Warehouse
March 22, 2021
How to optimize urban logistics and reduce its carbon footprint? Crossed interview for crossed challenges
In response to climate change, cities are working to limit the impact of urban logistics. At the same time, parcel flows are exploding and fast delivery is becoming increasingly popular, driven by the development of e-commerce. How can we reconcile these environmental and economic aspirations? Anne-Marie Idrac, President of France Logistique and former Secretary of State for Transport, and Jean-Charles Deconninck, Chairman of Generix Group, discuss this major challenge for urban logistics.
In France, logistics is still a misunderstood subject, often summed up as just delivery trucks cluttering up the streets. Does logistics suffer from an image deficiency?
Anne-Marie Idrac: “Absolutely, and this is one of the reasons why the “France Logistique” association was created in January 2020. Bringing together all the players in the French private logistics sector, the association enables us to bring the challenges facing the industry to the attention of public authorities in a cross-cutting manner and with a single voice. The health crisis has highlighted the importance of logistics, particularly in urban areas. It has shown that if we can stop the movement of people for a while, maintaining the movement of goods is essential to the economic and social life of our hospitals, stores, factories, etc. Logistics is not just a necessary problem, it is a useful sector that creates employment. It is a tool for green economic growth, provided that it can bring together a large number of players: in France, there are more road carriers than towns!”
What technologies do you consider promising to support the crossed objectives of urban logistics optimization and sustainable development?
Anne-Marie Idrac: “Electric motors will have a major role to play. And at the heart of logistics optimization, there is digital technology. Digital tools will enable us to optimize physical flows by encouraging the pooling of storage, transport and delivery needs. The predictive capabilities of AI are also very interesting: thanks to improved flows, we will be able to optimize the filling of trucks and the organization of routes.”
Jean-Charles Deconninck: “Data and communication will be the key to a new urban logistics system that will no longer be based on volume, but on frequency. The pace of flows will continue to accelerate, and transport capacities will continue to shrink. To manage these increasingly numerous and complex flows, logisticians will need to have real-time access to all the data regarding transport, particularly traffic typologies, in order to optimize the passage of their own flows. The city will therefore enter the era of open data and will have to make it available to all the players concerned: citizens, city managers, merchants, transporters, etc.”
Will the cities of tomorrow have to reinvent the way in which goods flow through them?

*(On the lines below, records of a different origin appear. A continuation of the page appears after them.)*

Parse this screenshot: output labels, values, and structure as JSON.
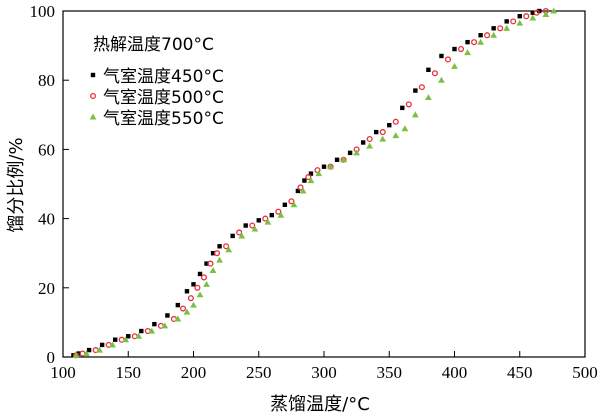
{
  "chart_data": {
    "type": "scatter",
    "title": "",
    "xlabel": "蒸馏温度/°C",
    "ylabel": "馏分比例/%",
    "xlim": [
      100,
      500
    ],
    "ylim": [
      0,
      100
    ],
    "xticks": [
      100,
      150,
      200,
      250,
      300,
      350,
      400,
      450,
      500
    ],
    "yticks": [
      0,
      20,
      40,
      60,
      80,
      100
    ],
    "grid": false,
    "legend_title": "热解温度700°C",
    "legend_position": "top-left",
    "series": [
      {
        "name": "气室温度450°C",
        "marker": "square",
        "color": "#000000",
        "points": [
          [
            108,
            0.5
          ],
          [
            112,
            1
          ],
          [
            120,
            2
          ],
          [
            130,
            3.5
          ],
          [
            140,
            5
          ],
          [
            150,
            6
          ],
          [
            160,
            7.5
          ],
          [
            170,
            9.5
          ],
          [
            180,
            12
          ],
          [
            188,
            15
          ],
          [
            195,
            19
          ],
          [
            200,
            21
          ],
          [
            205,
            24
          ],
          [
            210,
            27
          ],
          [
            215,
            30
          ],
          [
            220,
            32
          ],
          [
            230,
            35
          ],
          [
            240,
            38
          ],
          [
            250,
            39.5
          ],
          [
            260,
            41
          ],
          [
            270,
            44
          ],
          [
            280,
            48
          ],
          [
            285,
            51
          ],
          [
            290,
            53
          ],
          [
            300,
            55
          ],
          [
            310,
            57
          ],
          [
            320,
            59
          ],
          [
            330,
            62
          ],
          [
            340,
            65
          ],
          [
            350,
            67
          ],
          [
            360,
            72
          ],
          [
            370,
            77
          ],
          [
            380,
            83
          ],
          [
            390,
            87
          ],
          [
            400,
            89
          ],
          [
            410,
            91
          ],
          [
            420,
            93
          ],
          [
            430,
            95
          ],
          [
            440,
            97
          ],
          [
            450,
            98.5
          ],
          [
            460,
            99.5
          ],
          [
            465,
            100
          ]
        ]
      },
      {
        "name": "气室温度500°C",
        "marker": "circle",
        "color": "#e8303a",
        "points": [
          [
            110,
            0.5
          ],
          [
            115,
            1
          ],
          [
            125,
            2
          ],
          [
            135,
            3.5
          ],
          [
            145,
            5
          ],
          [
            155,
            6
          ],
          [
            165,
            7.5
          ],
          [
            175,
            9
          ],
          [
            185,
            11
          ],
          [
            192,
            14
          ],
          [
            198,
            17
          ],
          [
            203,
            20
          ],
          [
            208,
            23
          ],
          [
            213,
            27
          ],
          [
            218,
            30
          ],
          [
            225,
            32
          ],
          [
            235,
            36
          ],
          [
            245,
            38
          ],
          [
            255,
            40
          ],
          [
            265,
            42
          ],
          [
            275,
            45
          ],
          [
            282,
            49
          ],
          [
            288,
            52
          ],
          [
            295,
            54
          ],
          [
            305,
            55
          ],
          [
            315,
            57
          ],
          [
            325,
            60
          ],
          [
            335,
            63
          ],
          [
            345,
            65
          ],
          [
            355,
            68
          ],
          [
            365,
            73
          ],
          [
            375,
            78
          ],
          [
            385,
            82
          ],
          [
            395,
            86
          ],
          [
            405,
            89
          ],
          [
            415,
            91
          ],
          [
            425,
            93
          ],
          [
            435,
            95
          ],
          [
            445,
            97
          ],
          [
            455,
            98.5
          ],
          [
            463,
            99.5
          ],
          [
            470,
            100
          ]
        ]
      },
      {
        "name": "气室温度550°C",
        "marker": "triangle",
        "color": "#7ac143",
        "points": [
          [
            110,
            0.5
          ],
          [
            118,
            1
          ],
          [
            128,
            2
          ],
          [
            138,
            3.5
          ],
          [
            148,
            5
          ],
          [
            158,
            6
          ],
          [
            168,
            7.5
          ],
          [
            178,
            9
          ],
          [
            188,
            11
          ],
          [
            195,
            13
          ],
          [
            200,
            15
          ],
          [
            205,
            18
          ],
          [
            210,
            21
          ],
          [
            215,
            25
          ],
          [
            220,
            28
          ],
          [
            227,
            31
          ],
          [
            237,
            35
          ],
          [
            247,
            37
          ],
          [
            257,
            39
          ],
          [
            267,
            41
          ],
          [
            277,
            44
          ],
          [
            284,
            48
          ],
          [
            290,
            51
          ],
          [
            296,
            53
          ],
          [
            305,
            55
          ],
          [
            315,
            57
          ],
          [
            325,
            59
          ],
          [
            335,
            61
          ],
          [
            345,
            63
          ],
          [
            355,
            64
          ],
          [
            362,
            66
          ],
          [
            370,
            70
          ],
          [
            380,
            75
          ],
          [
            390,
            80
          ],
          [
            400,
            84
          ],
          [
            410,
            88
          ],
          [
            420,
            91
          ],
          [
            430,
            93
          ],
          [
            440,
            95
          ],
          [
            450,
            96.5
          ],
          [
            460,
            98
          ],
          [
            470,
            99
          ],
          [
            476,
            100
          ]
        ]
      }
    ]
  }
}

Jean-Charles Deconninck: “Tomorrow’s cities will necessarily be more intelligent, with the implementation of innovative flow regulation solutions that will make it possible to manage traffic information in real time, in a dynamic way, and to share it with the different delivery protagonists. There is no real choice: city centers that have become less accessible will prove to be real headaches for last-mile goods delivery, forcing the chain of urban logistics players to rethink their practices in depth.”
Anne-Marie Idrac: “Cities will have to think across the board, globally, about their city project. Am I or do I want to become a tourist city? A city of festivals? Do I want my craftsmen to be able to continue to do business in the city center? Do I prefer shopping centers on the outskirts of the city or shopping streets in the city center? If the city asks itself the right questions, logistics specialists will be able to propose solutions based on their specificities and priorities, to achieve an effective balance on the issues of air pollution, noise and congestion.”
How can we reconcile the objectives of logistics optimization and sustainable development, particularly decarbonization?
Anne-Marie Idrac: “There is no magic solution, but rather a multitude of issues that need to be addressed in a chained manner. The three essential segments on which we need to act are distance, which we want to be as intelligent and short as possible, storage, with greener warehouses that are as dense as possible, and the evolution of motorization towards electricity. The question of governance will also be very important in order to achieve a massified and sustainable urban logistics system. It will be essential to open up discussions with all the players in the logistics chain – both within the local authorities themselves and between local authorities and the various private sector players.”
Jean-Charles Deconninck: “One of the ways forward will be to optimize the use of existing infrastructures to the maximum. We can, for example, imagine the creation of ephemeral logistics sites on bus lanes between two passenger transports. Or even using the metro during its closing hours to the public by replacing users with freight in rearrangeable trains, in order to deliver to local shops in the heart of the city. What is certain is that this new urban logistics will require technological and organizational innovation, but above all, full use of all the resources already available in the cities.”